Authors
N. A.
Harrison
,
University of Florida, Fort Lauderdale Research and Education Center, Ft. Lauderdale 33314
;
H. M.
Griffiths
,
Department of Plant Pathology, Cornell University, Ithaca, NY 14853-4203
; and
M. L.
Carpio
and
P. A..
Richardson
,
University of Florida, Fort Lauderdale Research and Education Center
ABSTRACT
The polymerase chain reaction (PCR) employing phytoplasma-specific ribosomal RNA primer pair P1/P7 consistently amplified a product of expected size (1.8 kb) from 29 of 36 symptom-less Virginia creeper (Parthenocissus quinquefolia) plants growing in southern Florida. Restriction fragment length polymorphism analysis of P1/P7-primed PCR products indicated that most phytoplasmas detected in Virginia creeper were similar to phytoplasmas composing the elm yellows (16SrV) group.
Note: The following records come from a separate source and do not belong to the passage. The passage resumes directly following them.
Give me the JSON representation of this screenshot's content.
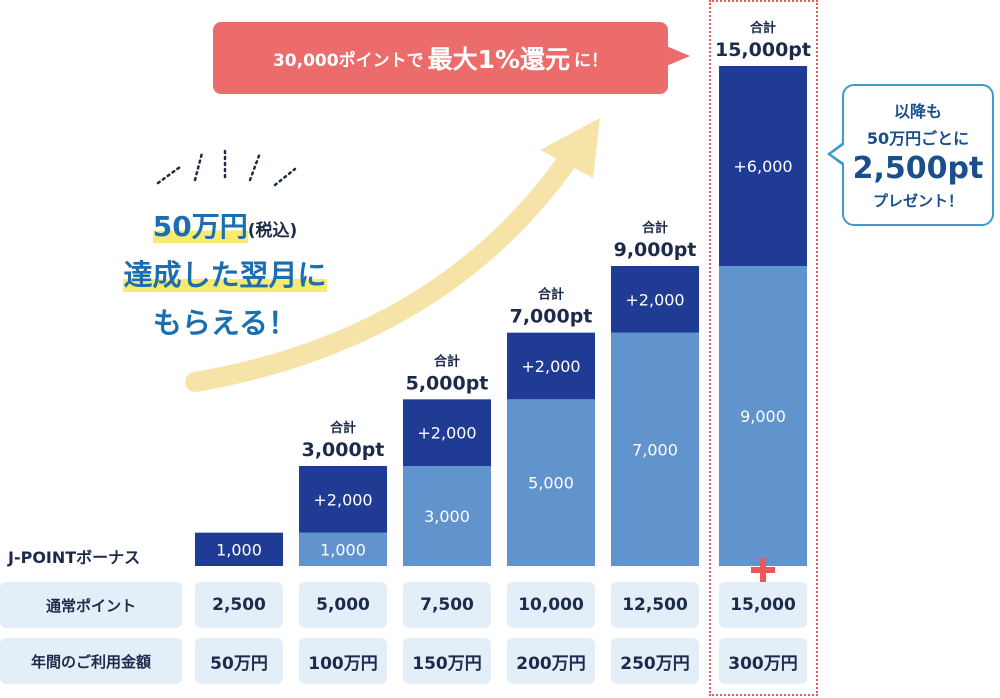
{
  "callout_top": {
    "prefix": "30,000ポイントで",
    "big": "最大1%還元",
    "suffix": "に！"
  },
  "callout_right": {
    "line1": "以降も",
    "line2": "50万円ごとに",
    "big": "2,500pt",
    "line4": "プレゼント！"
  },
  "headline": {
    "l1a": "50万円",
    "l1b": "(税込)",
    "l2": "達成した翌月に",
    "l3": "もらえる！"
  },
  "row_labels": {
    "bonus": "J-POINTボーナス",
    "normal": "通常ポイント",
    "spend": "年間のご利用金額"
  },
  "colors": {
    "dark": "#1f3b93",
    "light": "#6193cd",
    "cell_bg": "#e3eef9",
    "red": "#ec6b6b",
    "arrow": "#f6e3a8"
  },
  "plus_icon": "plus-icon",
  "chart_data": {
    "type": "bar",
    "stacked": true,
    "categories": [
      "50万円",
      "100万円",
      "150万円",
      "200万円",
      "250万円",
      "300万円"
    ],
    "series": [
      {
        "values": [
          0,
          1000,
          3000,
          5000,
          7000,
          9000
        ],
        "labels": [
          "",
          "1,000",
          "3,000",
          "5,000",
          "7,000",
          "9,000"
        ]
      },
      {
        "values": [
          1000,
          2000,
          2000,
          2000,
          2000,
          6000
        ],
        "labels": [
          "1,000",
          "+2,000",
          "+2,000",
          "+2,000",
          "+2,000",
          "+6,000"
        ]
      }
    ],
    "total_caption": "合計",
    "totals": [
      "",
      "3,000pt",
      "5,000pt",
      "7,000pt",
      "9,000pt",
      "15,000pt"
    ],
    "normal_points": [
      "2,500",
      "5,000",
      "7,500",
      "10,000",
      "12,500",
      "15,000"
    ],
    "ylim": [
      0,
      15000
    ]
  }
}
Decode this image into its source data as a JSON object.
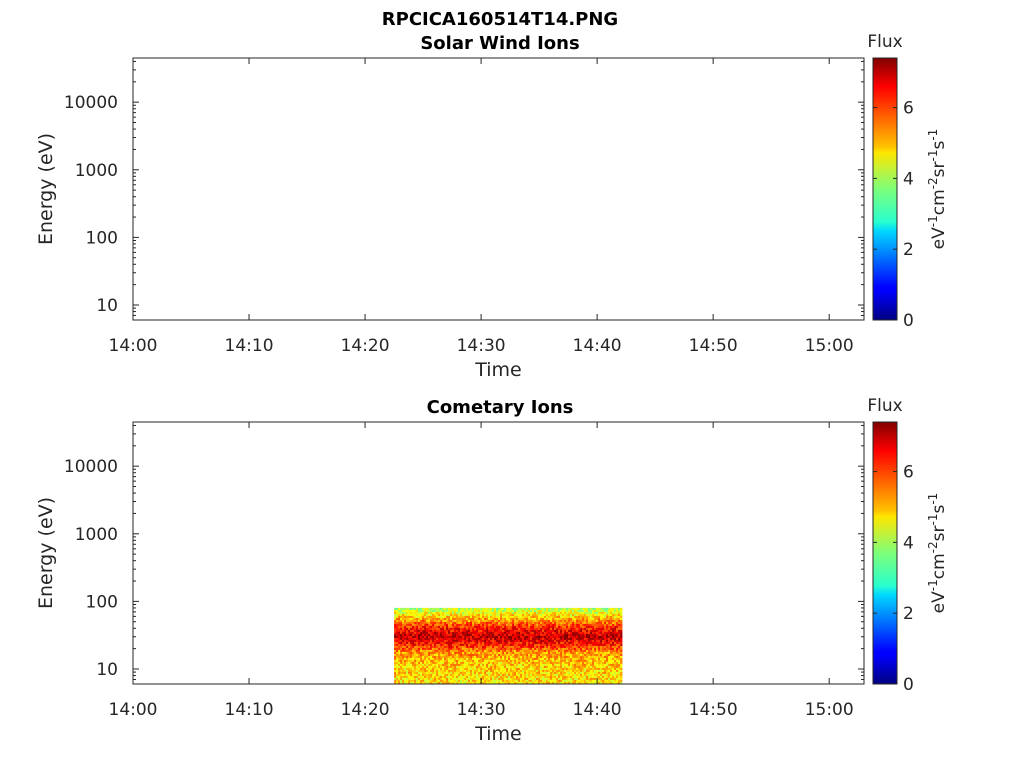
{
  "figure_title": "RPCICA160514T14.PNG",
  "chart_data": [
    {
      "type": "heatmap",
      "title": "Solar Wind Ions",
      "xlabel": "Time",
      "ylabel": "Energy (eV)",
      "x_ticks": [
        "14:00",
        "14:10",
        "14:20",
        "14:30",
        "14:40",
        "14:50",
        "15:00"
      ],
      "xlim_minutes": [
        0,
        63
      ],
      "y_scale": "log",
      "y_ticks": [
        "10",
        "100",
        "1000",
        "10000"
      ],
      "ylim": [
        6,
        45000
      ],
      "colorbar": {
        "title": "Flux",
        "label": "eV-1cm-2sr-1s-1",
        "ticks": [
          "0",
          "2",
          "4",
          "6"
        ],
        "range": [
          0,
          7.4
        ],
        "colormap": "jet"
      },
      "data_regions": []
    },
    {
      "type": "heatmap",
      "title": "Cometary Ions",
      "xlabel": "Time",
      "ylabel": "Energy (eV)",
      "x_ticks": [
        "14:00",
        "14:10",
        "14:20",
        "14:30",
        "14:40",
        "14:50",
        "15:00"
      ],
      "xlim_minutes": [
        0,
        63
      ],
      "y_scale": "log",
      "y_ticks": [
        "10",
        "100",
        "1000",
        "10000"
      ],
      "ylim": [
        6,
        45000
      ],
      "colorbar": {
        "title": "Flux",
        "label": "eV-1cm-2sr-1s-1",
        "ticks": [
          "0",
          "2",
          "4",
          "6"
        ],
        "range": [
          0,
          7.4
        ],
        "colormap": "jet"
      },
      "data_regions": [
        {
          "x_start": "14:22:30",
          "x_end": "14:42:00",
          "energy_range": [
            6,
            80
          ],
          "flux_by_energy": [
            {
              "energy": 6,
              "flux": 4.8
            },
            {
              "energy": 12,
              "flux": 5.0
            },
            {
              "energy": 18,
              "flux": 5.4
            },
            {
              "energy": 22,
              "flux": 6.2
            },
            {
              "energy": 30,
              "flux": 6.9
            },
            {
              "energy": 40,
              "flux": 6.3
            },
            {
              "energy": 55,
              "flux": 5.2
            },
            {
              "energy": 80,
              "flux": 4.0
            }
          ]
        }
      ]
    }
  ]
}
This relationship was verified by reamplification of P1/P7 products using an elm yellows (EY) group-specific rRNA primer pair fB1/rULWS1. rDNA products (1,571 bp) were generated by group-specific PCR from 28 phytoplasma-positive plants and 1 negatively testing plant identified by earlier P1/P7-primed PCR. Analysis of 16S rDNA sequences determined the Virginia creeper (VC) phytoplasma to be phylogenetically closest to the European alder yellows (ALY) agent, an established 16SrV-C subgroup strain. However, presence or absence of restriction sites for endonucleases AluI, BfaI, MspI, RsaI, and TaqI in the 16S rRNA and 16-23S rRNA intergenic spacer region of the VC phytoplasma collectively differentiated this strain from ALY and other 16SrV group phytoplasmas. Failure to detect the VC phytoplasma by PCR employing nonribosomal primer pair FD9f/FD9r suggests that this newly characterized agent varies from known European grapevine yellows (flavescence dorée) phyto-plasmas previously classified as 16SrV subgroup C or D strains.